Saturday, October 15, 2005

Accentuate the Positive, Eliminate the Negative

You've got to accentuate the positive,
Eliminate the negative,
Latch on to the affirmative,
Don't mess with Mister In-Between

Bing speaks to so many levels.

Pudding proof: just another quick post. Given that comments have been turned off, I find myself with some spare time to wander the web a little. Now, I can't play with http://www.start.com/ right now because I web surf with highly restricted security settings (which kind of makes AJAX 'Oh-Nothing' for me). But I'm glad to see the press start.com is getting and how gadgets became this Vista / start.com / XP transitive beastie.

I'm curious if start.com would have been included in the mix if they hadn't conjured themselves up and got something creative out there. I'm also reminded about how powerful Internet Explorer is not only as a web browser but also as a platform... just wander through some of the topics about programming in IE on MSDN and become amazed at the things you had no idea this little browser could do.

Anyway, so I bopped over to Sanaz's web space and scanned through it and saw this little snippet:

the next steps: slimming down our middle management and chiefs, revisiting the different disciplines at microsoft and evaluating: do we need these positions? do we need all these layers of management? can we be more efficient?

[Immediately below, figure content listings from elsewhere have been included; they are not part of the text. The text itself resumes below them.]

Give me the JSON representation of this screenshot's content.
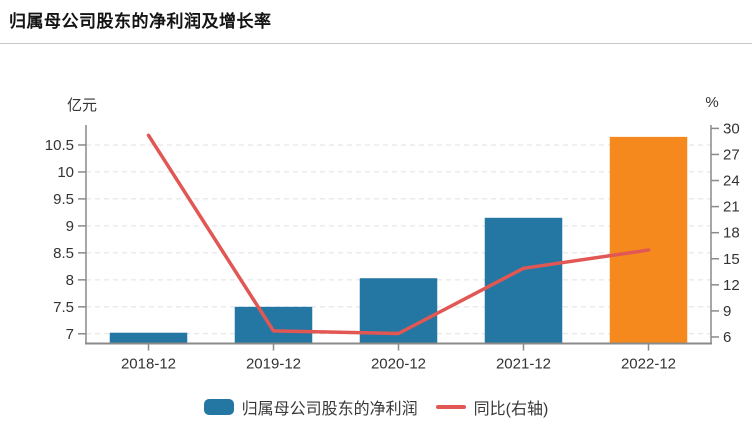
{
  "header": {
    "title": "归属母公司股东的净利润及增长率"
  },
  "colors": {
    "bar_blue": "#2477A2",
    "bar_orange": "#F6891E",
    "line_red": "#E15754",
    "axis_line": "#8A8A8A",
    "grid_line": "#E1E1E1",
    "tick_text": "#333333",
    "title_text": "#141414",
    "legend_text": "#383838",
    "divider": "#C9C9C9"
  },
  "chart_data": {
    "type": "bar+line",
    "title": "归属母公司股东的净利润及增长率",
    "categories": [
      "2018-12",
      "2019-12",
      "2020-12",
      "2021-12",
      "2022-12"
    ],
    "series": [
      {
        "name": "归属母公司股东的净利润",
        "kind": "bar",
        "axis": "left",
        "unit": "亿元",
        "values": [
          7.02,
          7.5,
          8.03,
          9.15,
          10.65
        ],
        "bar_colors": [
          "#2477A2",
          "#2477A2",
          "#2477A2",
          "#2477A2",
          "#F6891E"
        ]
      },
      {
        "name": "同比(右轴)",
        "kind": "line",
        "axis": "right",
        "unit": "%",
        "values": [
          29.2,
          6.7,
          6.4,
          13.9,
          16.0
        ],
        "color": "#E15754"
      }
    ],
    "left_axis": {
      "label": "亿元",
      "ticks": [
        7,
        7.5,
        8,
        8.5,
        9,
        9.5,
        10,
        10.5
      ],
      "min": 6.82,
      "max": 10.87
    },
    "right_axis": {
      "label": "%",
      "ticks": [
        6,
        9,
        12,
        15,
        18,
        21,
        24,
        27,
        30
      ],
      "min": 5.25,
      "max": 30.39
    },
    "grid": "horizontal-dashed-on-left-ticks",
    "legend_position": "bottom-center"
  }
}
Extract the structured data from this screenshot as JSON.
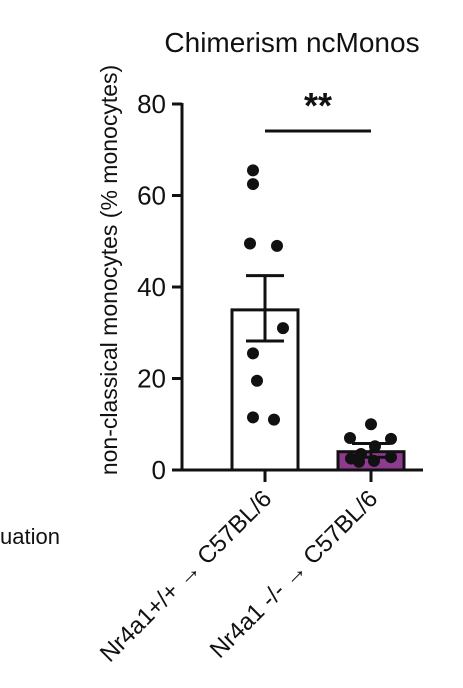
{
  "fragment_text": "uation",
  "chart_data": {
    "type": "bar",
    "title": "Chimerism ncMonos",
    "ylabel": "non-classical monocytes (% monocytes)",
    "xlabel": "",
    "ylim": [
      0,
      80
    ],
    "yticks": [
      0,
      20,
      40,
      60,
      80
    ],
    "categories": [
      "Nr4a1+/+ → C57BL/6",
      "Nr4a1 -/- → C57BL/6"
    ],
    "means": [
      35,
      4
    ],
    "sem_upper": [
      42.5,
      5.8
    ],
    "sem_lower": [
      28.2,
      2.8
    ],
    "bar_colors": [
      "#ffffff",
      "#8e3a8e"
    ],
    "points": [
      [
        65.5,
        62.5,
        49.5,
        49,
        31,
        25.5,
        19.5,
        11.5,
        11
      ],
      [
        10,
        7,
        6.8,
        5.2,
        3.5,
        2.8,
        2.5,
        2,
        1.8
      ]
    ],
    "significance": {
      "label": "**",
      "between": [
        0,
        1
      ]
    }
  }
}
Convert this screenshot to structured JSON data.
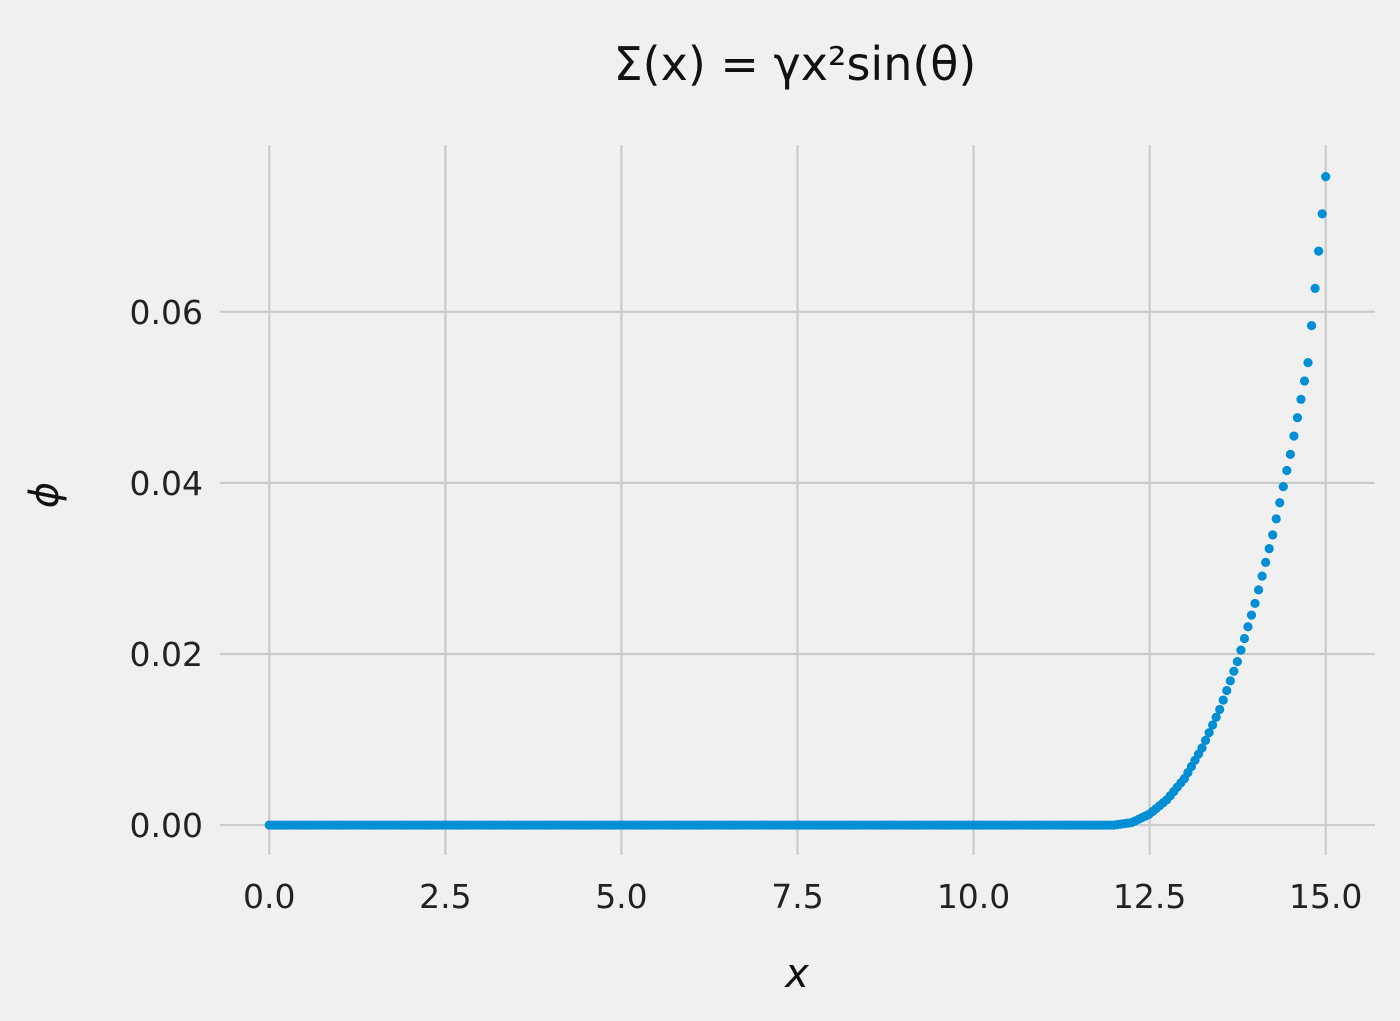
{
  "chart_data": {
    "type": "scatter",
    "title": "Σ(x) = γx²sin(θ)",
    "xlabel": "x",
    "ylabel": "ϕ",
    "xlim": [
      -0.7,
      15.7
    ],
    "ylim": [
      -0.0035,
      0.0795
    ],
    "xticks": [
      0.0,
      2.5,
      5.0,
      7.5,
      10.0,
      12.5,
      15.0
    ],
    "xtick_labels": [
      "0.0",
      "2.5",
      "5.0",
      "7.5",
      "10.0",
      "12.5",
      "15.0"
    ],
    "yticks": [
      0.0,
      0.02,
      0.04,
      0.06
    ],
    "ytick_labels": [
      "0.00",
      "0.02",
      "0.04",
      "0.06"
    ],
    "grid": true,
    "colors": {
      "background": "#f0f0f0",
      "grid": "#cbcbcb",
      "marker": "#008fd5"
    },
    "series": [
      {
        "x_start": 0.0,
        "x_end": 15.0,
        "point_count": 300,
        "x": [
          0.0,
          12.0,
          12.25,
          12.5,
          12.75,
          13.0,
          13.25,
          13.5,
          13.75,
          14.0,
          14.25,
          14.5,
          14.75,
          15.0
        ],
        "y": [
          0.0,
          0.0,
          0.0003,
          0.0013,
          0.003,
          0.0055,
          0.0091,
          0.0136,
          0.0192,
          0.026,
          0.034,
          0.0434,
          0.0541,
          0.0758
        ]
      }
    ]
  }
}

we have over 61,000 employees and only 8,000 of which are developers. doesn't sound right does it? not to me anyways.. well that's what my thinkweek paper will be on, doing more with less chiefs...

I look forward to that ThinkWeek paper! And what's empowering here is that any team that actually shipped something using efficient techniques is going to be able to speak from a position of power, versus say that smart guy waiving around books about scrum and stuff with a capital "X" in it. Ship something impressive first in a surprisingly efficient manner and then start waiving for attention.

Shareholder revolt? Well, I guess if enough shareholders take their proxy and look at question #1 and say "None of these folks!" that might just register on the leadership radar. For all the proxies heading my way (yeah, I hold Microsoft stock through more ways that I should), I'm selecting "Withhold all Nominees."

Where have all the comments gone? I pressed the big pause button this past week. I saw this comment overload coming long before it happened and it's a familiar pattern. It happened on BBSs when everyone else started by modems at Radio Shack. Happened on Usenet. As Clay Shirky notes in "A Group Is Its Own Worst Enemy" it happens over and over again (like with Communitree).

Like Usenet, the contemporary non-efficient yet best approach would be to allow moderated comments that had a quick way to approve or delete comments (like a checkbox one way or the other for each pending one so that only one publish sequence would be required). I'll put a request into Goggle for that (I sure wish some community-specialist at Google was spending a day a week improving Blogger's features!) but I don't have high hopes of seeing that anytime soon. I could just open the floodgates and delete offending comments, but that's rather slow with Blogger, too, and, heck, I'm lazy so offending comments would probably linger for a day or more, leading to their own threaded life.

Or I could switch to another blogging service that had moderated comments (I want the comments to be part of the posting, not hanging off of the main page on some other server). But remember: lazy!

I grieve the loss of comments, as I'm sure a lot of you do out there, because some truly great gems showed up that provided interesting perspectives into Microsoft. It was just becoming harder to find the gems in the middle of egregious brain-misfires. The only thing I can think of in the short-term is to be a comment-monkey myself: if you have a comment and would like me to consider adding it on to a particular post, you can send an email to me at this mailto link and I'll give it a scan and when I have a bunch to post I'll add it, if it's got good content and no noise. Note that anything sent to that address is fair game for me to share. Send it elsewhere if you want it to be private. I have no interest in sharing who it is from unless in your message body you specifically add your name as part of signing the message. And use a freebie mail account or some remailers if you're worried about your own privacy.

As a social experiment to indulge my own curiosity, I might silently turn the comments back on in the future. But no time soon. And if that's not cool with you and you're interested in a space like the old Mini: create your own blog or such and commence with the posting and commenting. I'll link to it and any interesting comments that crop up.